V’Achalta, V’Savata, u’Verachata
You shall eat, you shall be satisfied and you shall bless God.
—Birkat HaMazon, the traditional Jewish blessing after the meal.
Jewish meals unite us—whether it’s a Passover Seder at home or a Shabbat dinner here at Rodeph Shalom. Food, rituals around food, distinctions about what’s “kosher” whether defined according to Jewish law or to other ethical standards, is a defining feature of our religion, tradition and culture.
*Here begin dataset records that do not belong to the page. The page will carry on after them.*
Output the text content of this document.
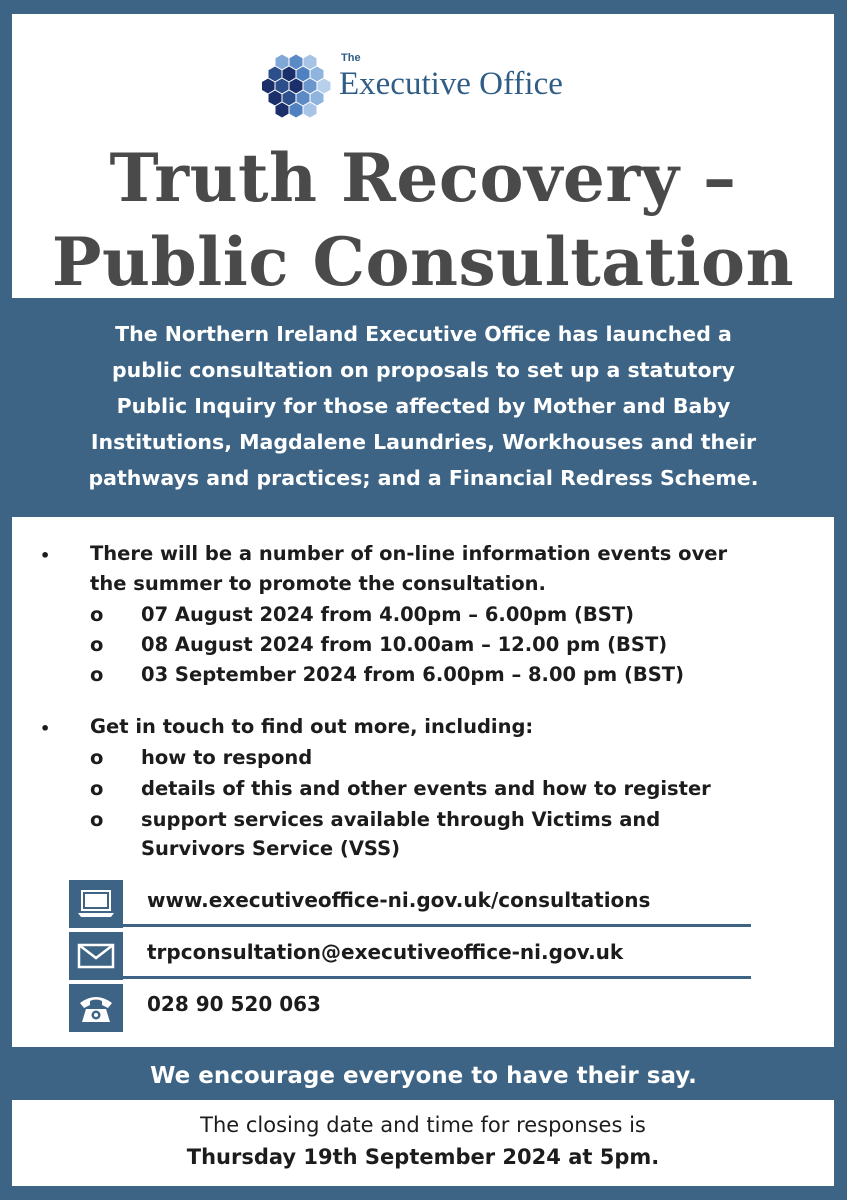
The
Executive Office
Truth Recovery –
Public Consultation
The Northern Ireland Executive Office has launched a
public consultation on proposals to set up a statutory
Public Inquiry for those affected by Mother and Baby
Institutions, Magdalene Laundries, Workhouses and their
pathways and practices; and a Financial Redress Scheme.
• There will be a number of on-line information events over
the summer to promote the consultation.
o 07 August 2024 from 4.00pm – 6.00pm (BST)
o 08 August 2024 from 10.00am – 12.00 pm (BST)
o 03 September 2024 from 6.00pm – 8.00 pm (BST)
• Get in touch to find out more, including:
o how to respond
o details of this and other events and how to register
o support services available through Victims and
Survivors Service (VSS)
www.executiveoffice-ni.gov.uk/consultations
trpconsultation@executiveoffice-ni.gov.uk
028 90 520 063
We encourage everyone to have their say.
The closing date and time for responses is
Thursday 19th September 2024 at 5pm.
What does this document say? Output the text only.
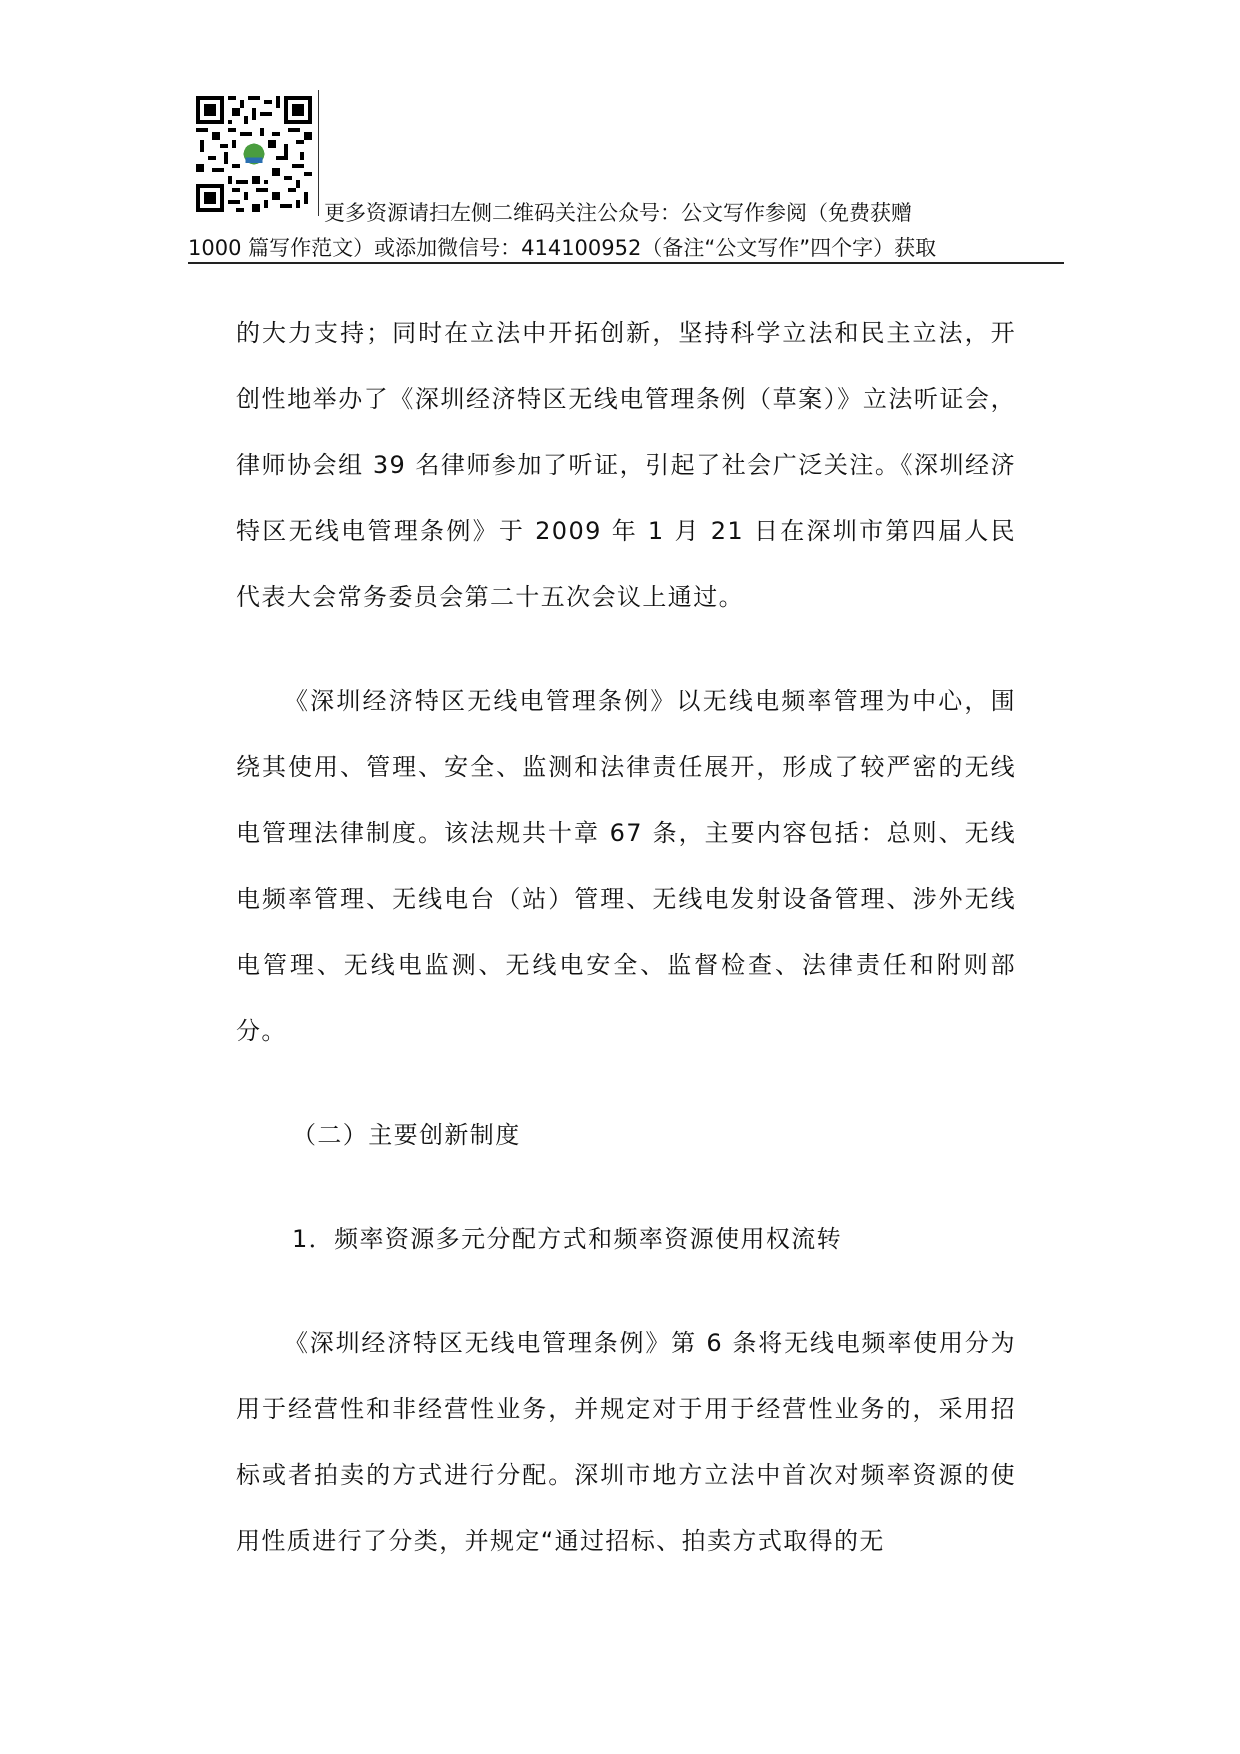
更多资源请扫左侧二维码关注公众号：公文写作参阅（免费获赠
1000 篇写作范文）或添加微信号：414100952（备注“公文写作”四个字）获取

的大力支持；同时在立法中开拓创新，坚持科学立法和民主立法，开创性地举办了《深圳经济特区无线电管理条例（草案）》立法听证会，律师协会组 39 名律师参加了听证，引起了社会广泛关注。《深圳经济特区无线电管理条例》于 2009 年 1 月 21 日在深圳市第四届人民代表大会常务委员会第二十五次会议上通过。

《深圳经济特区无线电管理条例》以无线电频率管理为中心，围绕其使用、管理、安全、监测和法律责任展开，形成了较严密的无线电管理法律制度。该法规共十章 67 条，主要内容包括：总则、无线电频率管理、无线电台（站）管理、无线电发射设备管理、涉外无线电管理、无线电监测、无线电安全、监督检查、法律责任和附则部分。

（二）主要创新制度

1．频率资源多元分配方式和频率资源使用权流转

《深圳经济特区无线电管理条例》第 6 条将无线电频率使用分为用于经营性和非经营性业务，并规定对于用于经营性业务的，采用招标或者拍卖的方式进行分配。深圳市地方立法中首次对频率资源的使用性质进行了分类，并规定“通过招标、拍卖方式取得的无
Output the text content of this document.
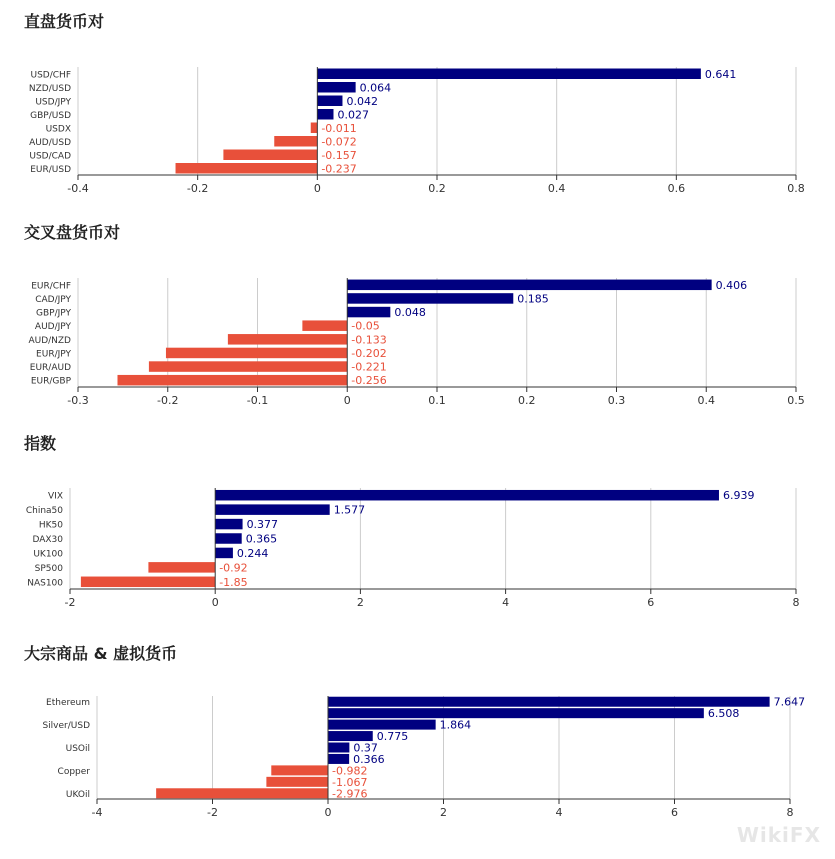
直盘货币对
-0.4	-0.2	0	0.2	0.4	0.6	0.8
0.641
USD/CHF
0.064
NZD/USD
0.042
USD/JPY
0.027
GBP/USD
-0.011
USDX
-0.072
AUD/USD
-0.157
USD/CAD
-0.237
EUR/USD
交叉盘货币对
-0.3	-0.2	-0.1	0	0.1	0.2	0.3	0.4	0.5
0.406
EUR/CHF
0.185
CAD/JPY
0.048
GBP/JPY
-0.05
AUD/JPY
-0.133
AUD/NZD
-0.202
EUR/JPY
-0.221
EUR/AUD
-0.256
EUR/GBP
指数
-2	0	2	4	6	8
6.939
VIX
1.577
China50
0.377
HK50
0.365
DAX30
0.244
UK100
-0.92
SP500
-1.85
NAS100
大宗商品 & 虚拟货币
-4	-2	0	2	4	6	8
7.647
Ethereum
6.508
1.864
Silver/USD
0.775
0.37
USOil
0.366
-0.982
Copper
-1.067
-2.976
UKOil
WikiFX
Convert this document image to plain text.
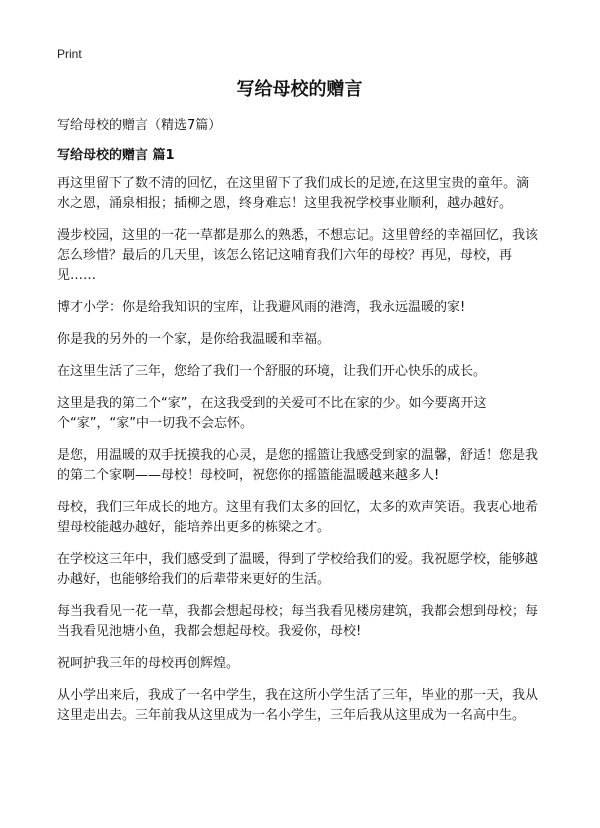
Print

写给母校的赠言

写给母校的赠言（精选7篇）

写给母校的赠言 篇1

再这里留下了数不清的回忆，在这里留下了我们成长的足迹,在这里宝贵的童年。滴水之恩，涌泉相报；插柳之恩，终身难忘！这里我祝学校事业顺利，越办越好。

漫步校园，这里的一花一草都是那么的熟悉，不想忘记。这里曾经的幸福回忆，我该怎么珍惜？最后的几天里，该怎么铭记这哺育我们六年的母校？再见，母校，再见……

博才小学：你是给我知识的宝库，让我避风雨的港湾，我永远温暖的家!

你是我的另外的一个家，是你给我温暖和幸福。

在这里生活了三年，您给了我们一个舒服的环境，让我们开心快乐的成长。

这里是我的第二个“家”，在这我受到的关爱可不比在家的少。如今要离开这个“家”，“家”中一切我不会忘怀。

是您，用温暖的双手抚摸我的心灵，是您的摇篮让我感受到家的温馨，舒适！您是我的第二个家啊——母校！母校呵，祝您你的摇篮能温暖越来越多人!

母校，我们三年成长的地方。这里有我们太多的回忆，太多的欢声笑语。我衷心地希望母校能越办越好，能培养出更多的栋梁之才。

在学校这三年中，我们感受到了温暖，得到了学校给我们的爱。我祝愿学校，能够越办越好，也能够给我们的后辈带来更好的生活。

每当我看见一花一草，我都会想起母校；每当我看见楼房建筑，我都会想到母校；每当我看见池塘小鱼，我都会想起母校。我爱你，母校!

祝呵护我三年的母校再创辉煌。

从小学出来后，我成了一名中学生，我在这所小学生活了三年，毕业的那一天，我从这里走出去。三年前我从这里成为一名小学生，三年后我从这里成为一名高中生。
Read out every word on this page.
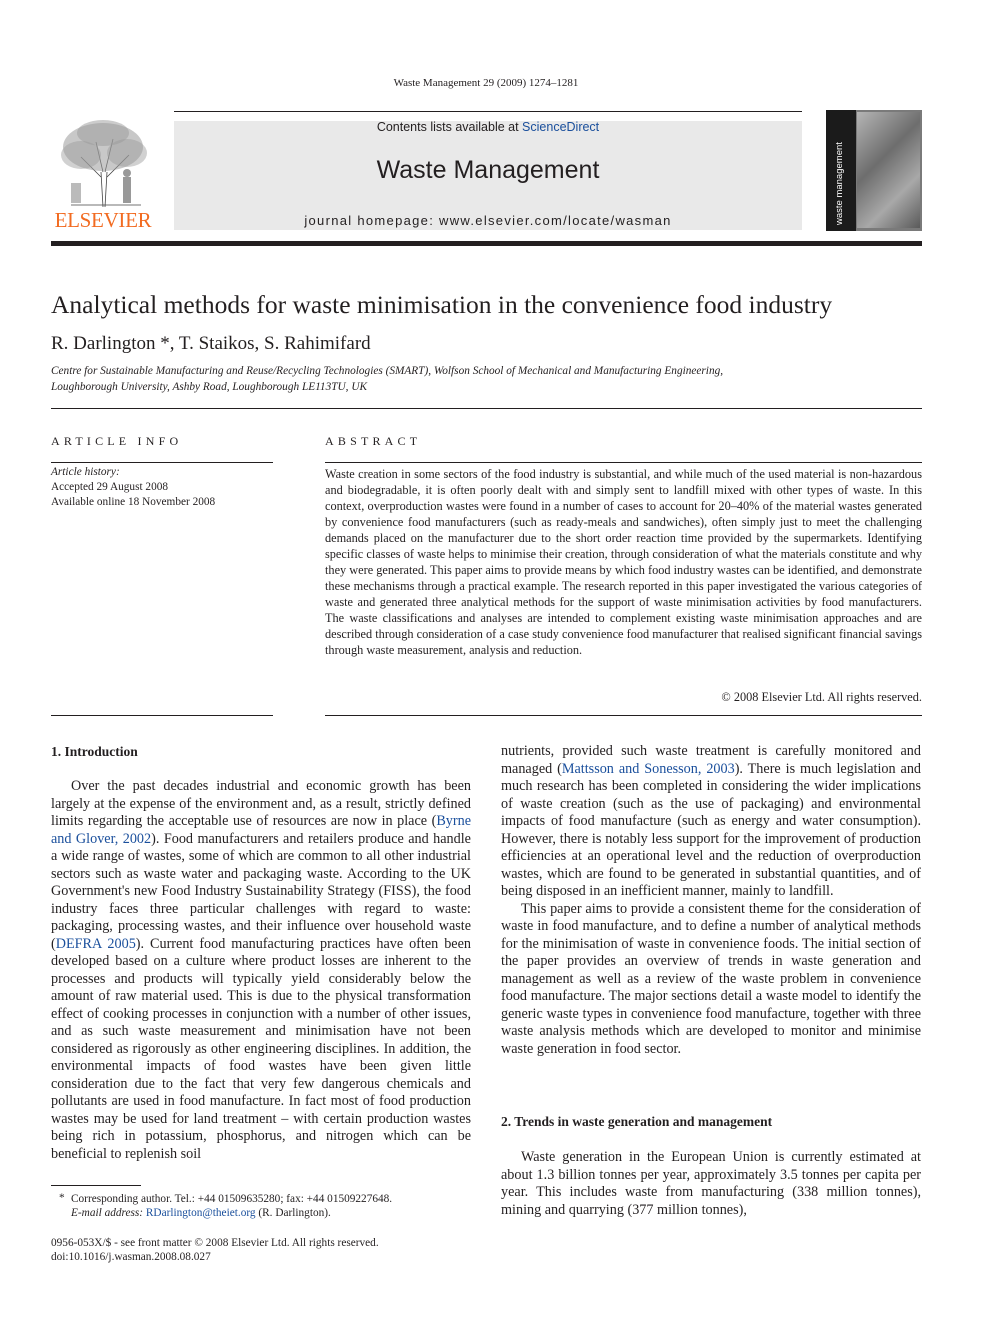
Waste Management 29 (2009) 1274–1281
ELSEVIER
Contents lists available at ScienceDirect
Waste Management
journal homepage: www.elsevier.com/locate/wasman	waste management
Analytical methods for waste minimisation in the convenience food industry
R. Darlington *, T. Staikos, S. Rahimifard
Centre for Sustainable Manufacturing and Reuse/Recycling Technologies (SMART), Wolfson School of Mechanical and Manufacturing Engineering,
Loughborough University, Ashby Road, Loughborough LE113TU, UK
ARTICLE INFO
Article history:
Accepted 29 August 2008
Available online 18 November 2008
ABSTRACT
Waste creation in some sectors of the food industry is substantial, and while much of the used material is non-hazardous and biodegradable, it is often poorly dealt with and simply sent to landfill mixed with other types of waste. In this context, overproduction wastes were found in a number of cases to account for 20–40% of the material wastes generated by convenience food manufacturers (such as ready-meals and sandwiches), often simply just to meet the challenging demands placed on the manufacturer due to the short order reaction time provided by the supermarkets. Identifying specific classes of waste helps to minimise their creation, through consideration of what the materials constitute and why they were generated. This paper aims to provide means by which food industry wastes can be identified, and demonstrate these mechanisms through a practical example. The research reported in this paper investigated the various categories of waste and generated three analytical methods for the support of waste minimisation activities by food manufacturers. The waste classifications and analyses are intended to complement existing waste minimisation approaches and are described through consideration of a case study convenience food manufacturer that realised significant financial savings through waste measurement, analysis and reduction.
© 2008 Elsevier Ltd. All rights reserved.
1. Introduction

Over the past decades industrial and economic growth has been largely at the expense of the environment and, as a result, strictly defined limits regarding the acceptable use of resources are now in place (Byrne and Glover, 2002). Food manufacturers and retailers produce and handle a wide range of wastes, some of which are common to all other industrial sectors such as waste water and packaging waste. According to the UK Government's new Food Industry Sustainability Strategy (FISS), the food industry faces three particular challenges with regard to waste: packaging, processing wastes, and their influence over household waste (DEFRA 2005). Current food manufacturing practices have often been developed based on a culture where product losses are inherent to the processes and products will typically yield considerably below the amount of raw material used. This is due to the physical transformation effect of cooking processes in conjunction with a number of other issues, and as such waste measurement and minimisation have not been considered as rigorously as other engineering disciplines. In addition, the environmental impacts of food wastes have been given little consideration due to the fact that very few dangerous chemicals and pollutants are used in food manufacture. In fact most of food production wastes may be used for land treatment – with certain production wastes being rich in potassium, phosphorus, and nitrogen which can be beneficial to replenish soil

nutrients, provided such waste treatment is carefully monitored and managed (Mattsson and Sonesson, 2003). There is much legislation and much research has been completed in considering the wider implications of waste creation (such as the use of packaging) and environmental impacts of food manufacture (such as energy and water consumption). However, there is notably less support for the improvement of production efficiencies at an operational level and the reduction of overproduction wastes, which are found to be generated in substantial quantities, and of being disposed in an inefficient manner, mainly to landfill.

This paper aims to provide a consistent theme for the consideration of waste in food manufacture, and to define a number of analytical methods for the minimisation of waste in convenience foods. The initial section of the paper provides an overview of trends in waste generation and management as well as a review of the waste problem in convenience food manufacture. The major sections detail a waste model to identify the generic waste types in convenience food manufacture, together with three waste analysis methods which are developed to monitor and minimise waste generation in food sector.

2. Trends in waste generation and management

Waste generation in the European Union is currently estimated at about 1.3 billion tonnes per year, approximately 3.5 tonnes per capita per year. This includes waste from manufacturing (338 million tonnes), mining and quarrying (377 million tonnes),

* Corresponding author. Tel.: +44 01509635280; fax: +44 01509227648.
E-mail address: RDarlington@theiet.org (R. Darlington).
0956-053X/$ - see front matter © 2008 Elsevier Ltd. All rights reserved.
doi:10.1016/j.wasman.2008.08.027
So, when we sit down to eat what we serve and how we serve it matters. I believe that we should approach the daily act of feeding ourselves and our communities with the kind of sanctity, satisfaction and gratitude our tradition celebrates. And believe me, in the age of industrial agriculture and in our increasingly “flat world,” this is not as easy as it seems. We do our best to provide nutritious meals to our children, our families, and our seniors. And yet, when we hand over a Styrofoam plate heaped with steaming industrial processed red meat, slaughtered by underpaid laborers and stewed in tomatoes imported from who-knows-where, we can’t help but be nagged by the uncomfortable question, is this really “kosher?”
The word “kosher” means “fit” – and Jews have been evaluating what food is “fit” for them to eat for thousands of years. While traditional forms of keeping kosher (no pork, shellfish or milk and meat together) may be important to some, I see an opportunity to expand your consideration of what food is “fit” to eat based on how it was grown, where it was grown, and the effects of its production on the people who do the work and the land where it is produced. This new movement is often referred to as “eco-kashrut.”